DAISIES Is A Joyful Feminist Revenge Fantasy
In the late 1960s, an artistic revolution was brewing in Czechoslovakia. The Czech New Wave of filmmaking formed as an act of political resistance against the socially conservative Communist government, but it burned bright and fast - lasting barely a decade before censorship brought it to a halt. Věra Chytilová's 1966 film Daisies, perhaps the movement's best-known film, defines punk rock filmmaking years before the "punk" ethos came into being. Anarchic, playful, and anything but preachy, Daisies is the rare overtly political film that's designed not to be taken seriously.
Daisies' credits open on ominous shots of gears turning and bombs exploding, but immediately veer into outright comedy. The film follows two teenage girls, both named Marie, who have nothing but mischief on their minds. They set up dates with rich older men who either hide their horniness with unnerving politeness, or all but openly drool over them. They return their advances with nonsensical conversations, order enormous amounts of food, and at the end of the night - the promise of sex still intact! - jump off trains headed home with the men still on them. In between, the two Maries do everything society tells demure young girls not to do. They play with their food, trash their apartment, and not-so-subtly cup up sausages and bananas while men profess their love over the phone. Nicki Minaj would be proud.

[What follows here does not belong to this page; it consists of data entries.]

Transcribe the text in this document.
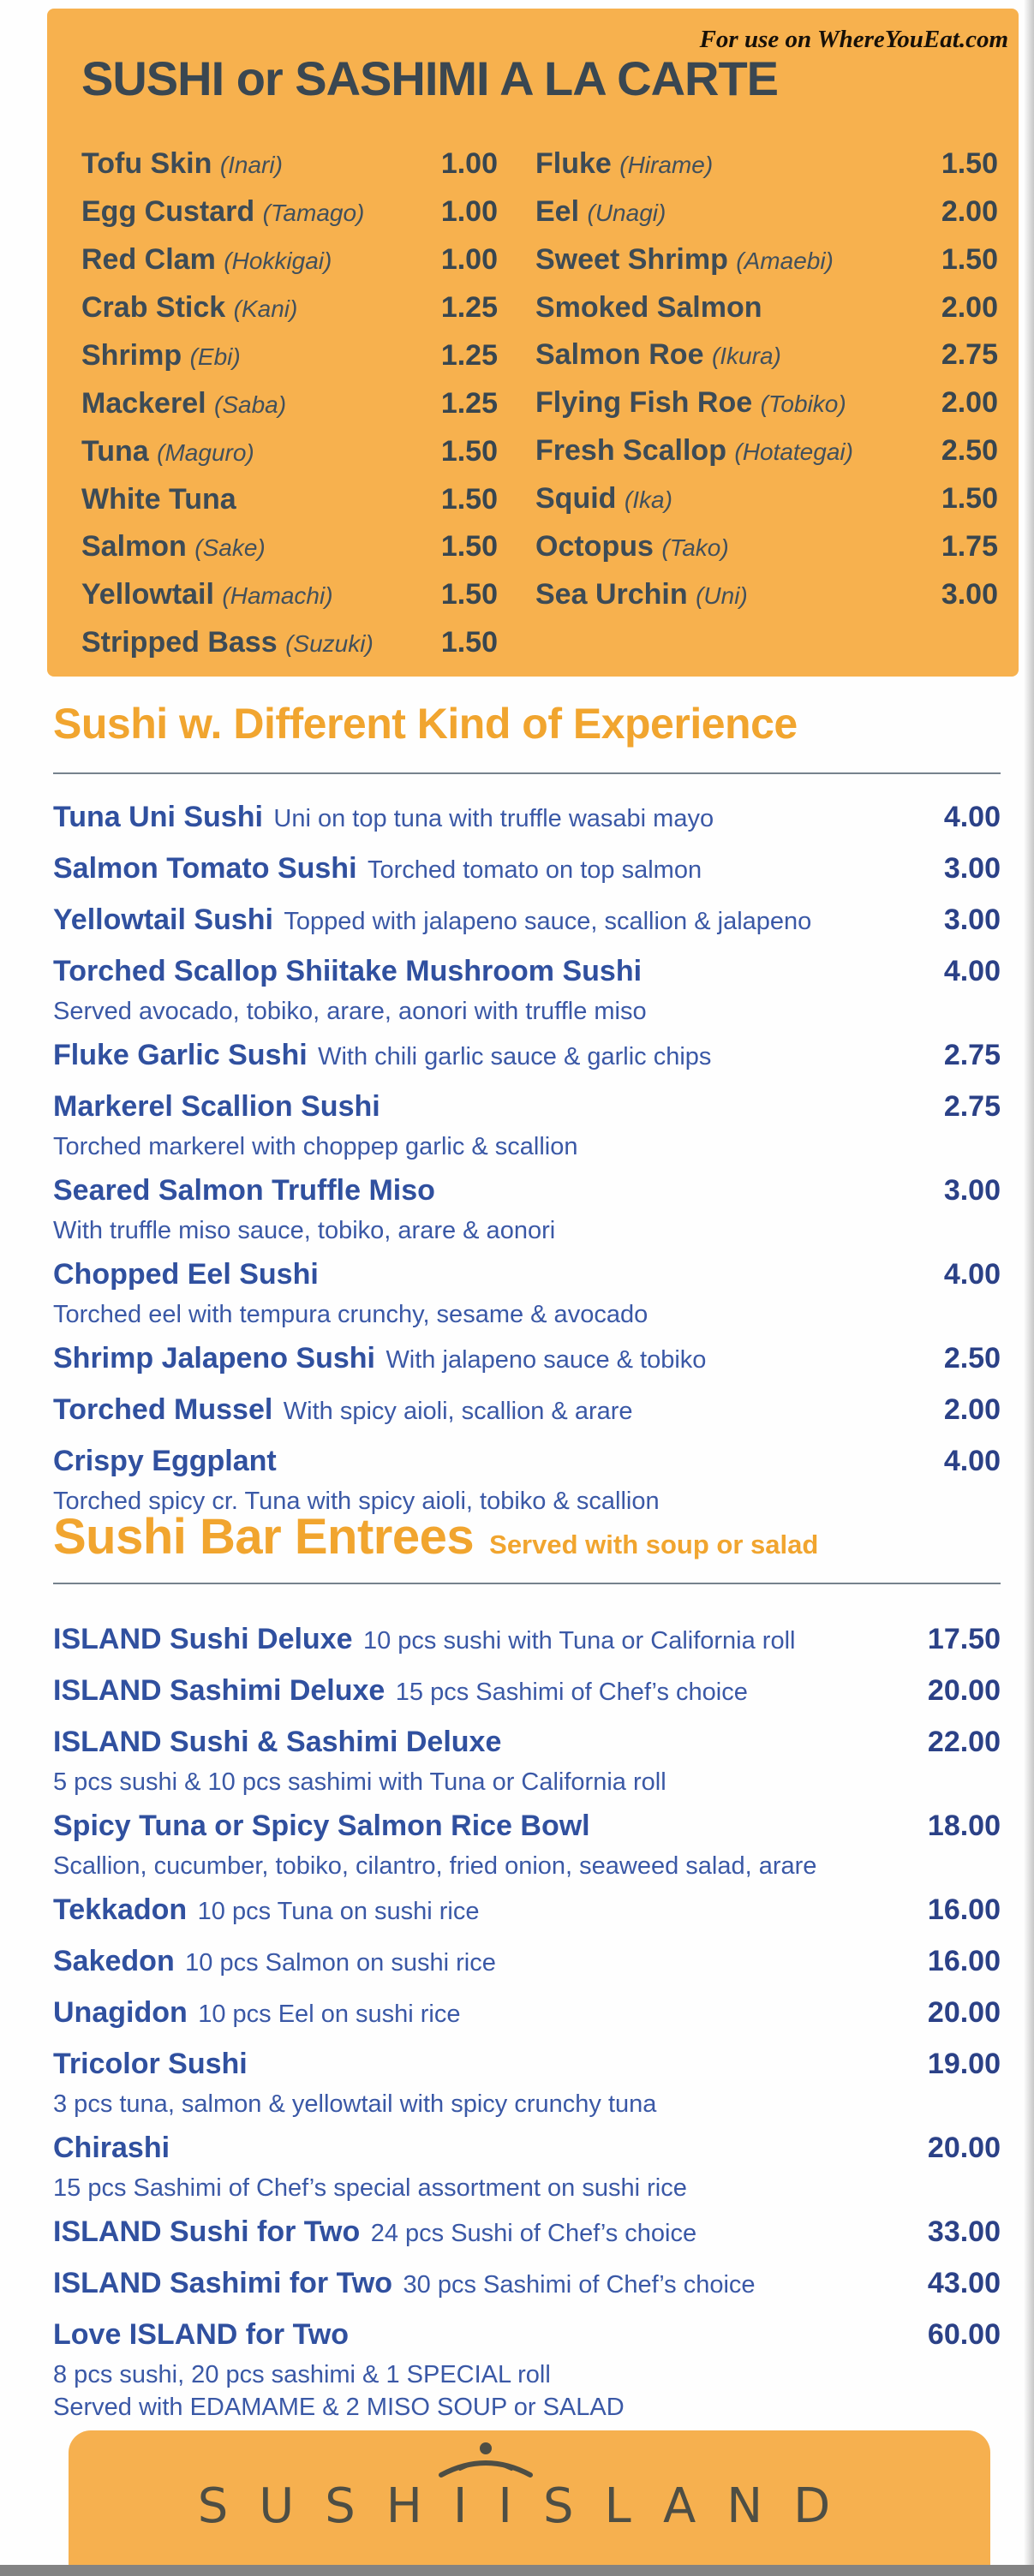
For use on WhereYouEat.com
SUSHI or SASHIMI A LA CARTE
Tofu Skin (Inari)	1.00
Egg Custard (Tamago)	1.00
Red Clam (Hokkigai)	1.00
Crab Stick (Kani)	1.25
Shrimp (Ebi)	1.25
Mackerel (Saba)	1.25
Tuna (Maguro)	1.50
White Tuna	1.50
Salmon (Sake)	1.50
Yellowtail (Hamachi)	1.50
Stripped Bass (Suzuki)	1.50
Fluke (Hirame)	1.50
Eel (Unagi)	2.00
Sweet Shrimp (Amaebi)	1.50
Smoked Salmon	2.00
Salmon Roe (Ikura)	2.75
Flying Fish Roe (Tobiko)	2.00
Fresh Scallop (Hotategai)	2.50
Squid (Ika)	1.50
Octopus (Tako)	1.75
Sea Urchin (Uni)	3.00
Sushi w. Different Kind of Experience
Tuna Uni Sushi Uni on top tuna with truffle wasabi mayo	4.00
Salmon Tomato Sushi Torched tomato on top salmon	3.00
Yellowtail Sushi Topped with jalapeno sauce, scallion & jalapeno	3.00
Torched Scallop Shiitake Mushroom Sushi	4.00
Served avocado, tobiko, arare, aonori with truffle miso
Fluke Garlic Sushi With chili garlic sauce & garlic chips	2.75
Markerel Scallion Sushi	2.75
Torched markerel with choppep garlic & scallion
Seared Salmon Truffle Miso	3.00
With truffle miso sauce, tobiko, arare & aonori
Chopped Eel Sushi	4.00
Torched eel with tempura crunchy, sesame & avocado
Shrimp Jalapeno Sushi With jalapeno sauce & tobiko	2.50
Torched Mussel With spicy aioli, scallion & arare	2.00
Crispy Eggplant	4.00
Torched spicy cr. Tuna with spicy aioli, tobiko & scallion
Sushi Bar Entrees Served with soup or salad
ISLAND Sushi Deluxe 10 pcs sushi with Tuna or California roll	17.50
ISLAND Sashimi Deluxe 15 pcs Sashimi of Chef’s choice	20.00
ISLAND Sushi & Sashimi Deluxe	22.00
5 pcs sushi & 10 pcs sashimi with Tuna or California roll
Spicy Tuna or Spicy Salmon Rice Bowl	18.00
Scallion, cucumber, tobiko, cilantro, fried onion, seaweed salad, arare
Tekkadon 10 pcs Tuna on sushi rice	16.00
Sakedon 10 pcs Salmon on sushi rice	16.00
Unagidon 10 pcs Eel on sushi rice	20.00
Tricolor Sushi	19.00
3 pcs tuna, salmon & yellowtail with spicy crunchy tuna
Chirashi	20.00
15 pcs Sashimi of Chef’s special assortment on sushi rice
ISLAND Sushi for Two 24 pcs Sushi of Chef’s choice	33.00
ISLAND Sashimi for Two 30 pcs Sashimi of Chef’s choice	43.00
Love ISLAND for Two	60.00
8 pcs sushi, 20 pcs sashimi & 1 SPECIAL roll
Served with EDAMAME & 2 MISO SOUP or SALAD
SUSH II SLAND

Daisies' total disregard for conventional narrative, characterization or visual continuity mirrors its contempt for traditional social norms. The film casually cuts between takes in the middle of scenes, even switching from black and white to artificially tinted reds, blues and greens. While playing with scissors, the two Maries' heads and limbs float around their apartment, unfazed by their apparent disembodiment. Some might find Daisies' playful experimentation deeply irritating, but it's never self-indulgent or provocative for its own sake. You can accuse Chytilová of having no attention span - and it's true! - but she knows exactly what she's doing.
The girls' adventures culminate in suitably absurd fashion, when they come across a feast laid out for communist leaders. Having finally eaten their fill, they lay across the tables, satisfied - and then the film hard cuts to World War II footage of bombs exploding, and desolate towns. Daisies closes with this all-time mic drop of an end quote: "This film is dedicated to all those whose sole source of indignation is a trampled-on trifle." It draws the prior 76 minutes of silliness into sharp relief. There's no denying that Daisies' girls are spoiled brats, but fictional male characters regularly get away with far worse. So why are they still sympathetic?
Chytilová mocks the uniquely heterosexual male fear that women are all-powerful, manipulative, and ultimately unknowable. Marie I and II aren't real people; they're exaggerated drag performances of womanhood, playing out a feminist revenge fantasy where not a drop of blood is spilled. The film never asks you to identify with them; you're in on the satire, or you're not. You're either laughing along with the girls, or you're the stodgy, conservative men they're trolling.
Daisies embodies not just the spirit of punk rock, but riot grrrl, the early-'90s movement that unapologetically injected some much-needed femininity into the male angst of hardcore punk. The film ends with images of the apocalypse, but far from being nihilistic, it's fueled by a lust for life. Turns out one of 1966's most psychedelic, provocative films is one of its most progressive, too.